Cette dernière condition est imposée par l’article 1730 du Code civil. L’alinéa 2 de cet article nous indique que si une des partie refuse de procéder à l’état des lieux d’entrée ou d’y consentir, il est impératif d’intenter une procédure devant le juge de Paix dans le mois suivant la prise en court du bail. Cette procédure aura pour objectif d’établir au plus vite un état des lieux contradictoires. A défaut, tant qu’aucun état des lieux d’entrée n’est dressé, le locataire est présumé avoir reçu le bien dans l’état dans lequel il le remet à la fin. Ceci signifie qu’il revient au bailleur à prouver les dégâts commis par son locataire, ce qui n’est pas tâche aisée.  
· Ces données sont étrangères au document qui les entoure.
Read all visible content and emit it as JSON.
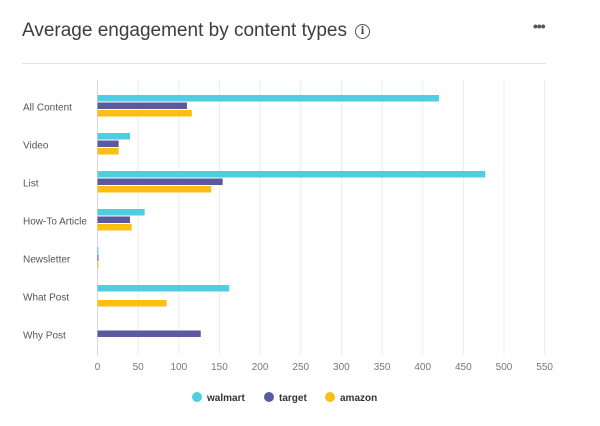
{
  "header": {
    "title": "Average engagement by content types",
    "info_icon": "info-icon",
    "more_icon": "more-icon",
    "more_label": "•••"
  },
  "chart_data": {
    "type": "bar",
    "orientation": "horizontal",
    "title": "Average engagement by content types",
    "categories": [
      "All Content",
      "Video",
      "List",
      "How-To Article",
      "Newsletter",
      "What Post",
      "Why Post"
    ],
    "series": [
      {
        "name": "walmart",
        "color": "#4fcde3",
        "values": [
          420,
          40,
          477,
          58,
          1,
          162,
          0
        ]
      },
      {
        "name": "target",
        "color": "#5c5a9e",
        "values": [
          110,
          26,
          154,
          40,
          1,
          0,
          127
        ]
      },
      {
        "name": "amazon",
        "color": "#fbbf14",
        "values": [
          116,
          26,
          140,
          42,
          1,
          85,
          0
        ]
      }
    ],
    "xlim": [
      0,
      550
    ],
    "xticks": [
      "0",
      "50",
      "100",
      "150",
      "200",
      "250",
      "300",
      "350",
      "400",
      "450",
      "500",
      "550"
    ],
    "grid": true,
    "legend": "bottom"
  }
}
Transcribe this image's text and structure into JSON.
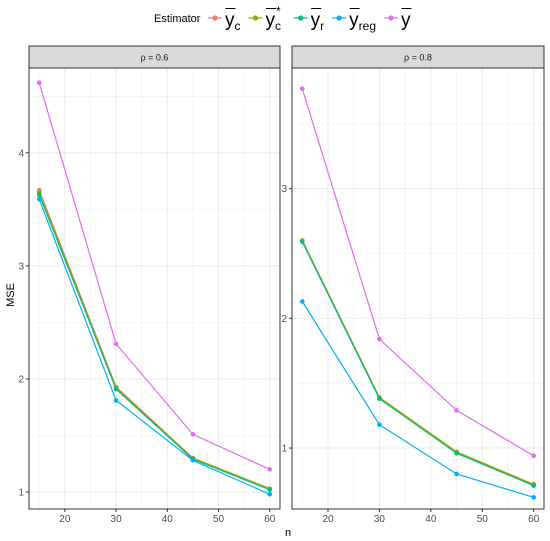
{
  "chart_data": {
    "type": "line",
    "xlabel": "n",
    "ylabel": "MSE",
    "legend": {
      "title": "Estimator",
      "placement": "top",
      "entries": [
        {
          "key": "yc",
          "base": "y",
          "sub": "c",
          "sup": "",
          "bar": true,
          "color": "#F8766D"
        },
        {
          "key": "yc_star",
          "base": "y",
          "sub": "c",
          "sup": "*",
          "bar": true,
          "color": "#A3A500"
        },
        {
          "key": "yr",
          "base": "y",
          "sub": "r",
          "sup": "",
          "bar": true,
          "color": "#00BF7D"
        },
        {
          "key": "yreg",
          "base": "y",
          "sub": "reg",
          "sup": "",
          "bar": true,
          "color": "#00B0F6"
        },
        {
          "key": "ybar",
          "base": "y",
          "sub": "",
          "sup": "",
          "bar": true,
          "color": "#E76BF3"
        }
      ]
    },
    "grid": true,
    "panels": [
      {
        "strip": "ρ = 0.6",
        "xlim": [
          13,
          62
        ],
        "ylim": [
          0.85,
          4.75
        ],
        "xticks": [
          20,
          30,
          40,
          50,
          60
        ],
        "yticks": [
          1,
          2,
          3,
          4
        ],
        "series": [
          {
            "key": "yc",
            "x": [
              15,
              30,
              45,
              60
            ],
            "y": [
              3.67,
              1.93,
              1.3,
              1.03
            ]
          },
          {
            "key": "yc_star",
            "x": [
              15,
              30,
              45,
              60
            ],
            "y": [
              3.65,
              1.92,
              1.3,
              1.03
            ]
          },
          {
            "key": "yr",
            "x": [
              15,
              30,
              45,
              60
            ],
            "y": [
              3.63,
              1.91,
              1.29,
              1.02
            ]
          },
          {
            "key": "yreg",
            "x": [
              15,
              30,
              45,
              60
            ],
            "y": [
              3.59,
              1.81,
              1.28,
              0.98
            ]
          },
          {
            "key": "ybar",
            "x": [
              15,
              30,
              45,
              60
            ],
            "y": [
              4.62,
              2.31,
              1.51,
              1.2
            ]
          }
        ]
      },
      {
        "strip": "ρ = 0.8",
        "xlim": [
          13,
          62
        ],
        "ylim": [
          0.53,
          3.93
        ],
        "xticks": [
          20,
          30,
          40,
          50,
          60
        ],
        "yticks": [
          1,
          2,
          3
        ],
        "series": [
          {
            "key": "yc",
            "x": [
              15,
              30,
              45,
              60
            ],
            "y": [
              2.6,
              1.39,
              0.97,
              0.72
            ]
          },
          {
            "key": "yc_star",
            "x": [
              15,
              30,
              45,
              60
            ],
            "y": [
              2.6,
              1.39,
              0.97,
              0.72
            ]
          },
          {
            "key": "yr",
            "x": [
              15,
              30,
              45,
              60
            ],
            "y": [
              2.59,
              1.38,
              0.96,
              0.71
            ]
          },
          {
            "key": "yreg",
            "x": [
              15,
              30,
              45,
              60
            ],
            "y": [
              2.13,
              1.18,
              0.8,
              0.62
            ]
          },
          {
            "key": "ybar",
            "x": [
              15,
              30,
              45,
              60
            ],
            "y": [
              3.77,
              1.84,
              1.29,
              0.94
            ]
          }
        ]
      }
    ]
  }
}
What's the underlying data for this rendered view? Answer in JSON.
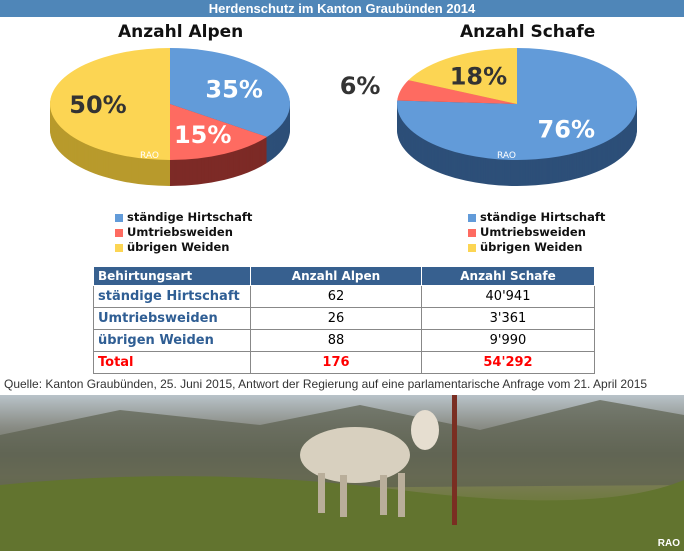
{
  "header": {
    "title": "Herdenschutz im Kanton Graubünden 2014"
  },
  "chart_data": [
    {
      "type": "pie",
      "title": "Anzahl Alpen",
      "categories": [
        "ständige Hirtschaft",
        "Umtriebsweiden",
        "übrigen Weiden"
      ],
      "values": [
        35,
        15,
        50
      ],
      "labels": [
        "35%",
        "15%",
        "50%"
      ],
      "watermark": "RAO"
    },
    {
      "type": "pie",
      "title": "Anzahl Schafe",
      "categories": [
        "ständige Hirtschaft",
        "Umtriebsweiden",
        "übrigen Weiden"
      ],
      "values": [
        76,
        6,
        18
      ],
      "labels": [
        "76%",
        "6%",
        "18%"
      ],
      "watermark": "RAO"
    }
  ],
  "colors": {
    "blue": "#629bd9",
    "red": "#fe6b61",
    "yellow": "#fcd553"
  },
  "legend": [
    "ständige Hirtschaft",
    "Umtriebsweiden",
    "übrigen Weiden"
  ],
  "table": {
    "headers": [
      "Behirtungsart",
      "Anzahl Alpen",
      "Anzahl Schafe"
    ],
    "rows": [
      [
        "ständige Hirtschaft",
        "62",
        "40'941"
      ],
      [
        "Umtriebsweiden",
        "26",
        "3'361"
      ],
      [
        "übrigen Weiden",
        "88",
        "9'990"
      ]
    ],
    "total": [
      "Total",
      "176",
      "54'292"
    ]
  },
  "source": "Quelle: Kanton Graubünden, 25. Juni 2015, Antwort der Regierung auf eine parlamentarische Anfrage vom 21. April 2015",
  "photo": {
    "watermark": "RAO"
  }
}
3.      Obligation d'enregistrer le bail


Le bail ainsi que l’état des lieux d’entrée doivent être enregistrés.

 

En effet, la loi du 27 décembre 2006, en son article 73, indique si le bailleur n’a pas enregistré le bail dans le délai de deux mois (art. 32, 5°, C. En.), « tant le délai du congé visé à l’alinéa 1er (de l’article 3, § 5) que l’indemnité visée à l’alinéa 2 ne sont pas d’application. »

Autrement dit, si le bail n’est pas enregistré dans le délai, le locataire peut quitter les lieux sans préavis ni indemnité durant toute la durée du bail de neuf ans.

Toutefois, dans le cas d’un bail de courte durée, l’enregistrement du bail a moins d’importance pour le bailleur vu que la sanction pour défaut d’enregistrement vise uniquement les modalités du congé donné dans le bail d’une durée de 9 ans.

4.      Fin de bail

 

A la fin du bail, le locataire a une obligation de restitution de la chose louée. Cette obligation présente deux aspects : la remise des clés et la rédaction d’un état des lieux de sortie.

Toutefois, il est important de noter que si aucun état des lieux d’entrée n’a été dressé, le locataire est présumé avoir reçu la chose louée dans le même état que celui où elle se trouve à la fin du bail (Article 1731 du Code Civil).

Par ailleurs, si le locataire refuse d’effectuer un état des lieux de sortie ou de le signer, il est impératif de faire constater les dégâts par un expert ou d’intenter une procédure devant le juge de Paix.

5.      Locataire qui ne paie pas

 

Dans un premier temps, il est conseillé au bailleur d’envoyer au locataire une mise en demeure (voir notre article sur ce sujet) par recommandé afin de régulariser l’arriéré dans un délai fixe (ex : 8 jour), en avertissant le locataire qu’à défaut, une procédure judiciaire sera intentée.

Ensuite, si le locataire ne paie toujours pas ou ne demande aucun plan d’apurement, la procédure judiciaire doit être introduite devant le Juge de paix du lieu du bien loué.

Il peut également être utile procéder à une saisie mobilière conservatoire afin de s’assurer que le locataire indélicat ne vide pas les lieux.

En effet, il existe un privilège au profit du bailleur qui lui permet de vendre les biens de son locataire afin de se rembourser, à condition d’avoir obtenu un jugement constatant l’absence de paiement des loyers.


Il est alors préférable de faire appel à 
l’assistance d’un avocat, afin de vous assurer que votre action est conforme à la loi.


Disclaimer : Cet article est simplement écrit à titre indicatif et simultanément à la date de publication, en Belgique. Les lois étant en effet susceptibles d'évoluer dans le temps, et de changer en fonction des régions, il est préférable de consulter un avocat pour vous accompagner.